La situation actuelle la ramène à de vieux souvenirs. Au début des années 1970, son conjoint Michel Bourdon, alors président de la CSN-Construction, avait été le catalyseur du dossier noir de la construction qui a mené à la commission Cliche. Les menaces et les intimidations étaient alors le lot du couple Harel-Bourdon. «Je me souviens d'un dimanche soir où on nous a avertis de ne pas rentrer chez nous parce qu'il y avait un contrat pour tuer Michel», se rappelle Mme Harel.
De son côté, Richard Bergeron, chef de Projet Montréal, a demandé la protection de la police pour sa famille, même s'il assure qu'il n'a fait l'objet d'aucune menace. C'est l'ancien chef de police Jacques Duchesneau, bien au fait des ramifications du crime organisé, qui lui avait suggéré d'agir ainsi l'été dernier. M. Bergeron ne l'a d'abord pas pris au sérieux, mais son ascension dans les intentions de vote l'a incité à se raviser.
Aujourd'hui, Mme Harel, qui se dit «imperméable» aux influences du milieu de la construction et des firmes de services professionnels, soutient être la mieux placée pour faire le ménage à l'Hôtel de Ville. Ses adversaires en disent autant. Gérald Tremblay affirme qu'il est l'homme de la situation, alors que Richard Bergeron se présente comme sans reproches et comme le seul des trois candidats à la mairie à incarner l'intégrité.
Peur dans les corridors
Le climat de peur s'est aussi insinué dans les corridors de l'hôtel de ville. Selon nos sources, des fonctionnaires cherchent à prendre leurs distances de ce qui semble être un système. Au cours des derniers mois, certains d'entre eux qui se sont confiés à des journalistes faisaient eux-mêmes état de leur peur et ont en conséquence modifié leur façon de communiquer avec les médias. La succession de scandales (informatique, compteurs d'eau, SHDM, réfection de la toiture de l'hôtel et promiscuité entre les élus et les entrepreneurs) a soulevé des questions dans l'appareil public sur la complaisance de la Ville qui a permis les pratiques douteuses.

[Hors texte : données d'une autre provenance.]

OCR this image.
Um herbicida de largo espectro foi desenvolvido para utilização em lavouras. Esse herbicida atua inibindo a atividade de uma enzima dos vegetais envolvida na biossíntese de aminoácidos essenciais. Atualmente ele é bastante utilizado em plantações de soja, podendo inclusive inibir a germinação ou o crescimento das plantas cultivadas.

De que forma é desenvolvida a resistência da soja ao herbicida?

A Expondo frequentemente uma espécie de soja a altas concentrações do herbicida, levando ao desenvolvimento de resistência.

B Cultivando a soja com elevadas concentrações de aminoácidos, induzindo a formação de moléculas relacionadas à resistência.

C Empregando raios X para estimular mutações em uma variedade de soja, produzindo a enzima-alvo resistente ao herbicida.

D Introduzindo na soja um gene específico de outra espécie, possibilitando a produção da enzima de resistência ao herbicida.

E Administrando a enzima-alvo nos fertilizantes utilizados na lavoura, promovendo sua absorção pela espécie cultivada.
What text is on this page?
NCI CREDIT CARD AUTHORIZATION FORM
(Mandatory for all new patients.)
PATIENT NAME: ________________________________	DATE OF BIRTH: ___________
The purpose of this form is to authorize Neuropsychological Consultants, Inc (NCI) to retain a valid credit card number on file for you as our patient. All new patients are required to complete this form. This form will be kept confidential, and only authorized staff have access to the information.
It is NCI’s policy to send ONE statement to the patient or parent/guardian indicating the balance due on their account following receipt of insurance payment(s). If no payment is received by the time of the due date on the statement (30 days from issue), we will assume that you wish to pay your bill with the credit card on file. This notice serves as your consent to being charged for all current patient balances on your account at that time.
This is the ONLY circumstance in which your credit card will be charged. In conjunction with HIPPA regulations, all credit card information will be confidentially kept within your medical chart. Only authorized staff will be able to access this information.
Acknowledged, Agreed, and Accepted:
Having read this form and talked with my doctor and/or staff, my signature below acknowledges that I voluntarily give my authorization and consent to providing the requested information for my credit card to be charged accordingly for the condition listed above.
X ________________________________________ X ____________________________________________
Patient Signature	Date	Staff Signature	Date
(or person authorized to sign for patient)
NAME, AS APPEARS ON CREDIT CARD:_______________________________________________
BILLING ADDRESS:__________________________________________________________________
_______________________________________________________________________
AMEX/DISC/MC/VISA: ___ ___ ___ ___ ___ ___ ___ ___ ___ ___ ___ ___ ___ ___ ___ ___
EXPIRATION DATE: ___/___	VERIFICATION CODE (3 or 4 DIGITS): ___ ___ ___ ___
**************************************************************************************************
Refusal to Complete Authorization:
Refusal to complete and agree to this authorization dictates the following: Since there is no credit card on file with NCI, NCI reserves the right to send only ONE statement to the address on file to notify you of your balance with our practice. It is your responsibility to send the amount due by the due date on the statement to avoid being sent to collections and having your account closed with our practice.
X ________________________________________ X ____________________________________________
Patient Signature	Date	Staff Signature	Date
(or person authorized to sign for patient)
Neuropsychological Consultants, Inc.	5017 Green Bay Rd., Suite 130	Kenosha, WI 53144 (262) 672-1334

Au cours des derniers mois, des employés ont aussi été congédiés pour avoir trempé dans des activités louches, comme la surfacturation au service informatique. D'autres ont été remerciés de leurs services (avec indemnité) pour avoir tenu le maire dans l'ignorance dans des dossiers litigieux. «J'ai de plus en plus confiance dans la fonction publique, dit le maire. Est-ce qu'il y en a encore [des cas problèmes]? Peut-être.»
Enrayer le fléau n'est pas une mince tâche. «Il y a une limite à ce que je peux faire. Je ne suis pas un policier», rappelle Gérald Tremblay. Le noeud du problème, ajoute-t-il, c'est que ceux qui savent des choses et qui détiennent des preuves n'osent pas témoigner à la police. Sans preuve, la vérité peut difficilement émerger et les inculpations sont impossibles.
Selon lui, la tenue d'une enquête publique pendant que se poursuivent les investigations policières risque d'être un frein pour faire le ménage. «Quand il y a une enquête [publique], les gens disparaissent», laisse tomber le maire. Après un long silence, il évoque le cas de l'enquête policière éventée dans les médias au printemps concernant la réfection de la toiture de l'hôtel de ville qui, selon lui, a saboté les possibilités d'épingler les «mafiosos», notamment par l'écoute électronique.
Depuis son arrivée au pouvoir, la situation s'est aggravée. Malgré cela, Gérald Tremblay soutient avoir commencé le ménage en 2006 et qu'il a besoin de quatre autres années pour finir le travail.